Veut-on donc, à une toute première approche, savoir à quel intellectuel, écrivain ou artiste on a affaire, aussi bien comme personne que comme auteur ? Examinons son degré d’appréciation médiatique officielle ? Car, la raison le dicte : jamais, l’oligarchie impérialiste ne peut consentir à mettre en avant un individu et une œuvre qui contrarient ses intérêts matériels et idéologiques, parce qu’elle ne peut pas scier la branche sur laquelle elle se tient ou, plus exactement, mettre en péril ses capitaux et ses actions boursières.
Tout ce qui vient d’être dit n’a-t-il pas été illustré, dernièrement, par la prétendue «pandémie» du Covid (même des médecins se sont révélés mercenaires, avec des intérêts liés à l’industrie pharmaceutique !), et la prétendue «lutte des démocraties» contre le «totalitarisme russe» ? Pour revenir aux intellectuels, on objecterait : et les prix d’institutions prestigieuses nationales ou internationales comme le prix Nobel ?
Croit-on que les oligarchies impérialistes sont assez ingénues, stupides et inconscientes pour consentir que les gérants de ces institutions culturelles mettent en avant une œuvre qui remet en question la domination de ces oligarchies ? Même un Balzac, d’idéologie bourgeoise et cléricale comme individu, ne fut pas élu à l’Académie française, parce que ses œuvres, malgré l’idéologie conservatrice du romancier, montraient la laideur, la voracité, le cynisme du système bourgeois capitaliste.
On citerait les prix Nobel Nagib Mahfoud ou Mo Yan… Bonne littérature, mais y trouve-t-on l’équivalent de Balzac, comme exposition-dénonciation ? Quels sont les intellectuels, écrivains et artistes qui ont produit des œuvres qui révèlent les mécanismes du système capitaliste, comme l’a fait un Balzac, et qui furent primés par une institution officielle d’un pays impérialiste ? Par conséquent, ne doit-on s’interroger sur la célébrité médiatique d’un auteur, quel qu’il soit dans le monde et quel que soit le système social dans lequel il opère ? On répliquerait : Oh là, mon ami ! Il faut distinguer entre pays démocratiques et pays totalitaires !
Les pays totalitaires ont l’honnêteté de se présenter tels qu’ils sont : nous sommes la caste qui dirige, nous avons un parti politique unique, et vous, citoyens, vous n’avez qu’à obéir.

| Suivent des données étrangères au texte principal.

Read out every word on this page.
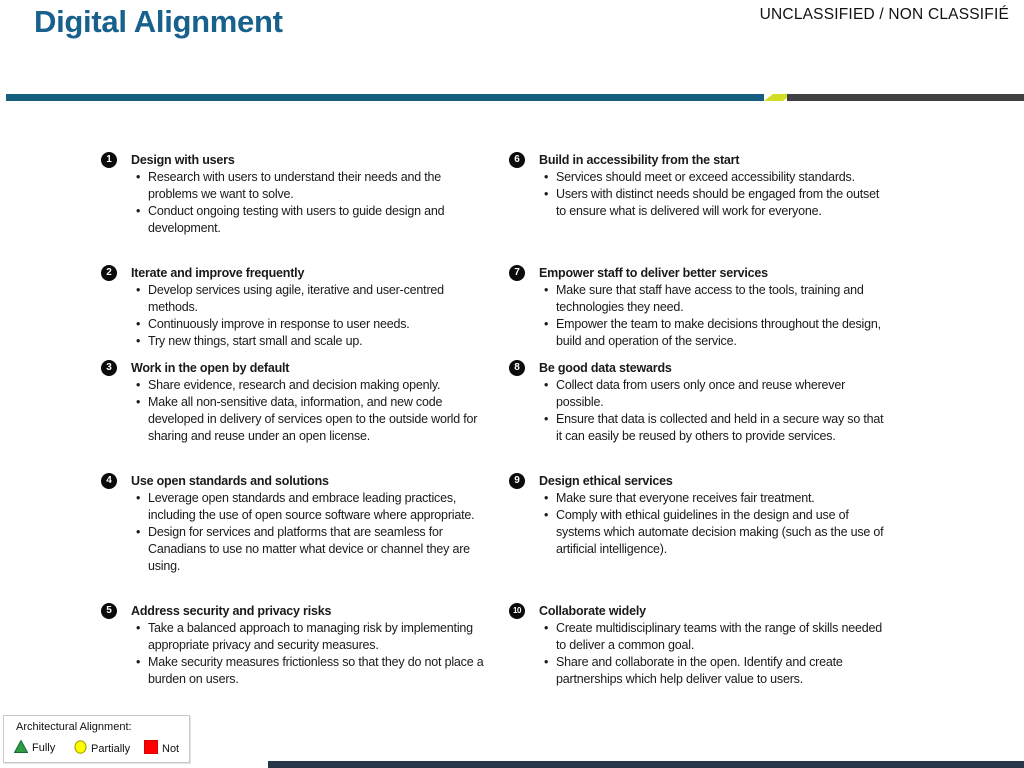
Digital Alignment	UNCLASSIFIED / NON CLASSIFIÉ
1	Design with users
•
Research with users to understand their needs and the problems we want to solve.
•
Conduct ongoing testing with users to guide design and development.
2	Iterate and improve frequently
•
Develop services using agile, iterative and user-centred methods.
•
Continuously improve in response to user needs.
•
Try new things, start small and scale up.
3	Work in the open by default
•
Share evidence, research and decision making openly.
•
Make all non-sensitive data, information, and new code developed in delivery of services open to the outside world for sharing and reuse under an open license.
4	Use open standards and solutions
•
Leverage open standards and embrace leading practices, including the use of open source software where appropriate.
•
Design for services and platforms that are seamless for Canadians to use no matter what device or channel they are using.
5	Address security and privacy risks
•
Take a balanced approach to managing risk by implementing appropriate privacy and security measures.
•
Make security measures frictionless so that they do not place a burden on users.
6	Build in accessibility from the start
•
Services should meet or exceed accessibility standards.
•
Users with distinct needs should be engaged from the outset to ensure what is delivered will work for everyone.
7	Empower staff to deliver better services
•
Make sure that staff have access to the tools, training and technologies they need.
•
Empower the team to make decisions throughout the design, build and operation of the service.
8	Be good data stewards
•
Collect data from users only once and reuse wherever possible.
•
Ensure that data is collected and held in a secure way so that it can easily be reused by others to provide services.
9	Design ethical services
•
Make sure that everyone receives fair treatment.
•
Comply with ethical guidelines in the design and use of systems which automate decision making (such as the use of artificial intelligence).
10	Collaborate widely
•
Create multidisciplinary teams with the range of skills needed to deliver a common goal.
•
Share and collaborate in the open. Identify and create partnerships which help deliver value to users.
Architectural Alignment:
Fully	Partially	Not
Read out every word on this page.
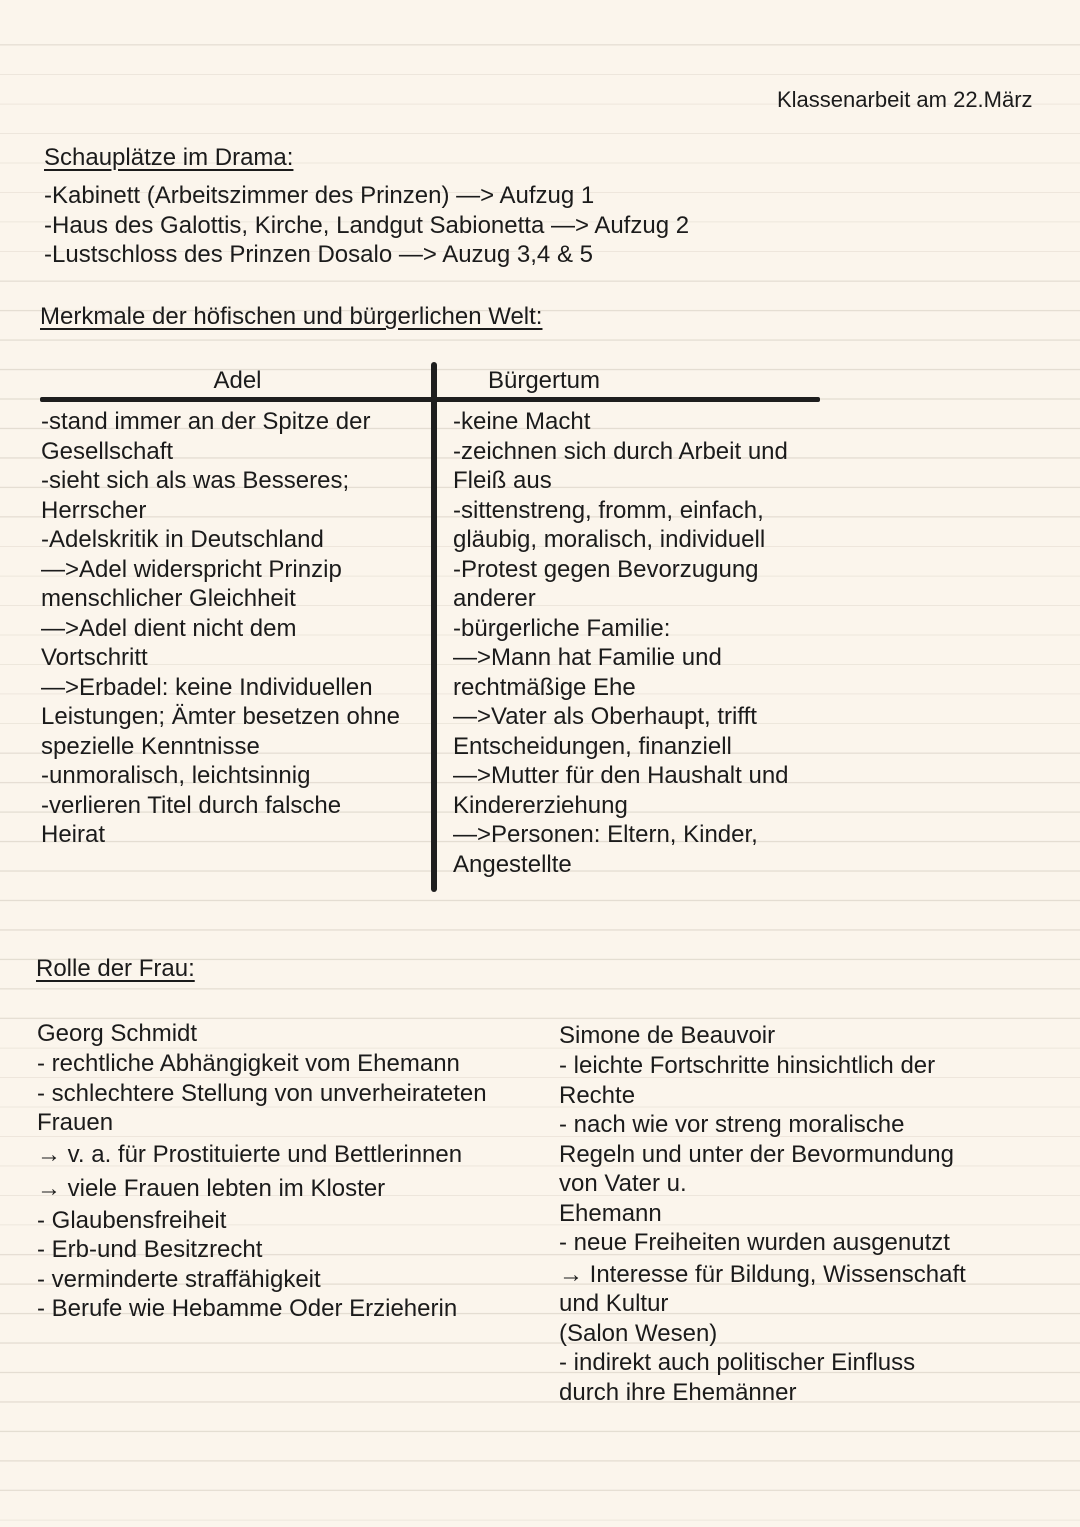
Klassenarbeit am 22.März
Schauplätze im Drama:
-Kabinett (Arbeitszimmer des Prinzen) —> Aufzug 1
-Haus des Galottis, Kirche, Landgut Sabionetta —> Aufzug 2
-Lustschloss des Prinzen Dosalo —> Auzug 3,4 & 5
Merkmale der höfischen und bürgerlichen Welt:
Adel	Bürgertum
-stand immer an der Spitze der
Gesellschaft
-sieht sich als was Besseres;
Herrscher
-Adelskritik in Deutschland
—>Adel widerspricht Prinzip
menschlicher Gleichheit
—>Adel dient nicht dem
Vortschritt
—>Erbadel: keine Individuellen
Leistungen; Ämter besetzen ohne
spezielle Kenntnisse
-unmoralisch, leichtsinnig
-verlieren Titel durch falsche
Heirat
-keine Macht
-zeichnen sich durch Arbeit und
Fleiß aus
-sittenstreng, fromm, einfach,
gläubig, moralisch, individuell
-Protest gegen Bevorzugung
anderer
-bürgerliche Familie:
—>Mann hat Familie und
rechtmäßige Ehe
—>Vater als Oberhaupt, trifft
Entscheidungen, finanziell
—>Mutter für den Haushalt und
Kindererziehung
—>Personen: Eltern, Kinder,
Angestellte
Rolle der Frau:
Georg Schmidt
- rechtliche Abhängigkeit vom Ehemann
- schlechtere Stellung von unverheirateten
Frauen
→ v. a. für Prostituierte und Bettlerinnen
→ viele Frauen lebten im Kloster
- Glaubensfreiheit
- Erb-und Besitzrecht
- verminderte straffähigkeit
- Berufe wie Hebamme Oder Erzieherin
Simone de Beauvoir
- leichte Fortschritte hinsichtlich der
Rechte
- nach wie vor streng moralische
Regeln und unter der Bevormundung
von Vater u.
Ehemann
- neue Freiheiten wurden ausgenutzt
→ Interesse für Bildung, Wissenschaft
und Kultur
(Salon Wesen)
- indirekt auch politischer Einfluss
durch ihre Ehemänner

Les pays démocratiques, depuis longtemps, ont-ils cette honnêteté d’affirmer comment ils fonctionnent ? Témoignage : «Le capital doit assurer sa propre protection avec tous les moyens possibles, grâce à notre union et à nos lois. Les dettes doivent être récupérées et encaisser la valeur des hypothèques sur les biens le plus rapidement possible. Ainsi, quand, par exemple, les personnes ordinaires perdent leur maison, elles deviennent plus sociales et sont plus facilement dirigées grâce au bras fort du gouvernement représenté par les principaux acteurs financiers.
«Ces vérités sont bien connues par nos représentants qui s’arrangent à créer un impérialisme pour gouverner le monde. Grâce au système des partis politiques qui divise les électeurs, nous les manipulons pour leur faire dépenser toute leur énergie sur des problèmes d’aucune importance. En agissant avec discrétion, nous garantissons la pérennité de ce que nous avons tellement bien planifié et réalisé.»

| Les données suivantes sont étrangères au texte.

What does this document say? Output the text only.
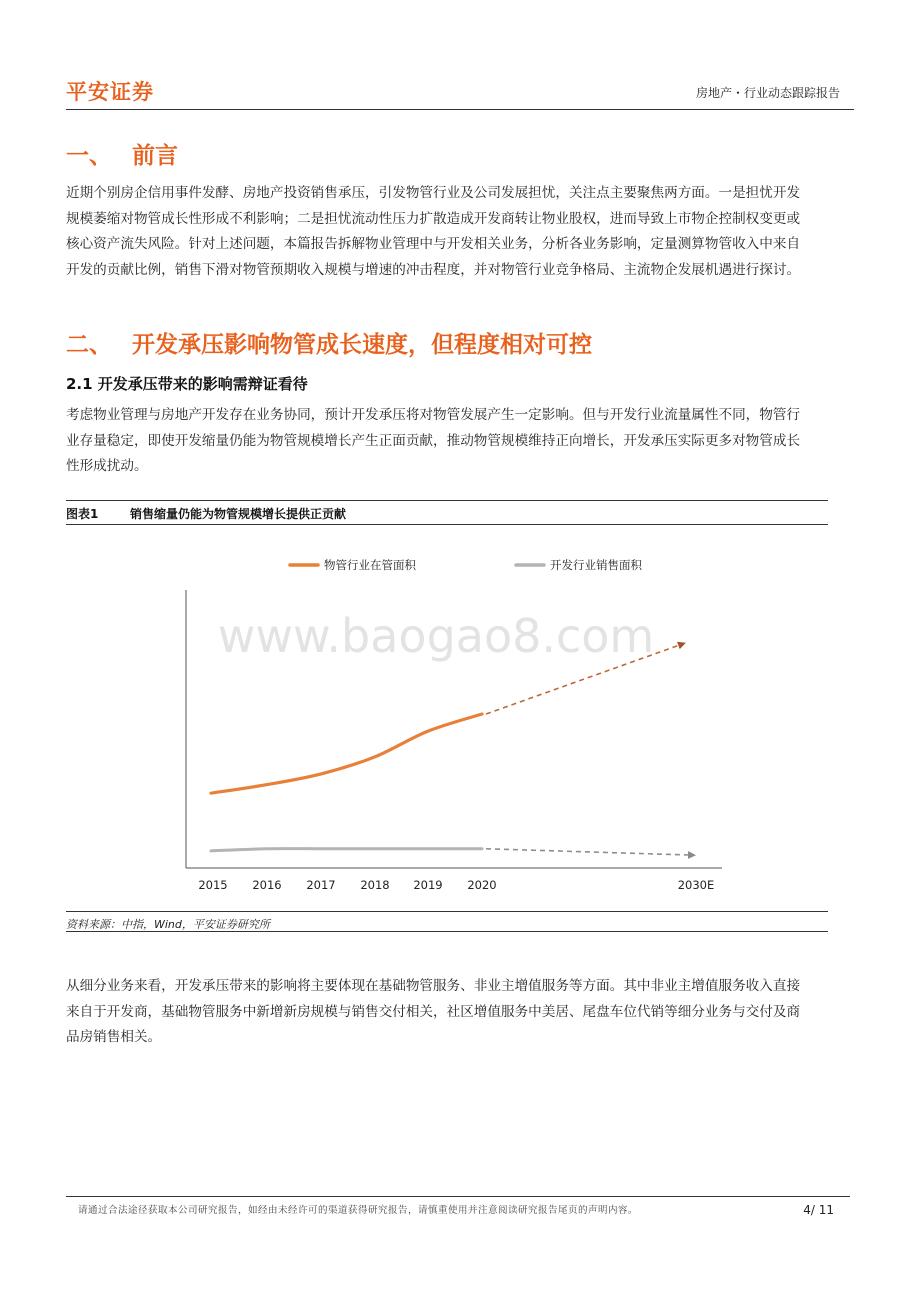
平安证券	房地产・行业动态跟踪报告
一、 前言
近期个别房企信用事件发酵、房地产投资销售承压，引发物管行业及公司发展担忧，关注点主要聚焦两方面。一是担忧开发
规模萎缩对物管成长性形成不利影响；二是担忧流动性压力扩散造成开发商转让物业股权，进而导致上市物企控制权变更或
核心资产流失风险。针对上述问题，本篇报告拆解物业管理中与开发相关业务，分析各业务影响，定量测算物管收入中来自
开发的贡献比例，销售下滑对物管预期收入规模与增速的冲击程度，并对物管行业竞争格局、主流物企发展机遇进行探讨。
二、 开发承压影响物管成长速度，但程度相对可控
2.1 开发承压带来的影响需辩证看待
考虑物业管理与房地产开发存在业务协同，预计开发承压将对物管发展产生一定影响。但与开发行业流量属性不同，物管行
业存量稳定，即使开发缩量仍能为物管规模增长产生正面贡献，推动物管规模维持正向增长，开发承压实际更多对物管成长
性形成扰动。
图表1	销售缩量仍能为物管规模增长提供正贡献
www.baogao8.com
物管行业在管面积	开发行业销售面积
2015 2016 2017 2018 2019 2020	2030E
资料来源：中指，Wind，平安证券研究所
从细分业务来看，开发承压带来的影响将主要体现在基础物管服务、非业主增值服务等方面。其中非业主增值服务收入直接
来自于开发商，基础物管服务中新增新房规模与销售交付相关，社区增值服务中美居、尾盘车位代销等细分业务与交付及商
品房销售相关。
请通过合法途径获取本公司研究报告，如经由未经许可的渠道获得研究报告，请慎重使用并注意阅读研究报告尾页的声明内容。	4/ 11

L’auteur de ces lignes est un complotiste anticapitaliste et anti-impérialiste ? Non, c’est la Déclaration de l’Association des banquiers des Etats-Unis, en 1924. Eh, oui ! A force de chercher, on trouve les aveux des gangsters «légaux». Qui finance le prix Nobel ? La Banque centrale de Suède. Simple philanthropie ? Qui finance les mass médias dominants ? Les propriétaires de capitaux. Par souci de dire la vérité aux citoyens ? Qui finance la partie dominante de la production intellectuelle dans le monde «occidental» ? Les propriétaires de capitaux. Par souci de diffuser la culture auprès des citoyens ? Ces capitalistes peut-il s’offrir le luxe d’une production culturelle qui mettrait, d’une manière ou d’une autre, leur statut ou la base de leur statut en question ?
«Divin» dollar
Combien de citoyens, même parmi les généralement bien informés, savent ceci : «Quand la CIA finançait les intellectuels européens. Pour contrer l’influence soviétique en Europe, les Etats-Unis ont constitué, à la fin de la Seconde Guerre mondiale, un réseau d’élites pro-américaines. La CIA a ainsi financé le Congrès pour la liberté de la culture, par lequel sont passés de nombreux intellectuels européens, au premier rang desquels Raymond Aron et Michel Crozier. Chargés, pendant la Guerre froide, d’élaborer une idéologie anticommuniste acceptable en Europe à la fois par la droite conservatrice et par la gauche socialiste et réformiste, ces réseaux ont été réactivés par l’administration Bush. Ils constituent aujourd’hui les relais européens des néo-conservateurs états-uniens(2).»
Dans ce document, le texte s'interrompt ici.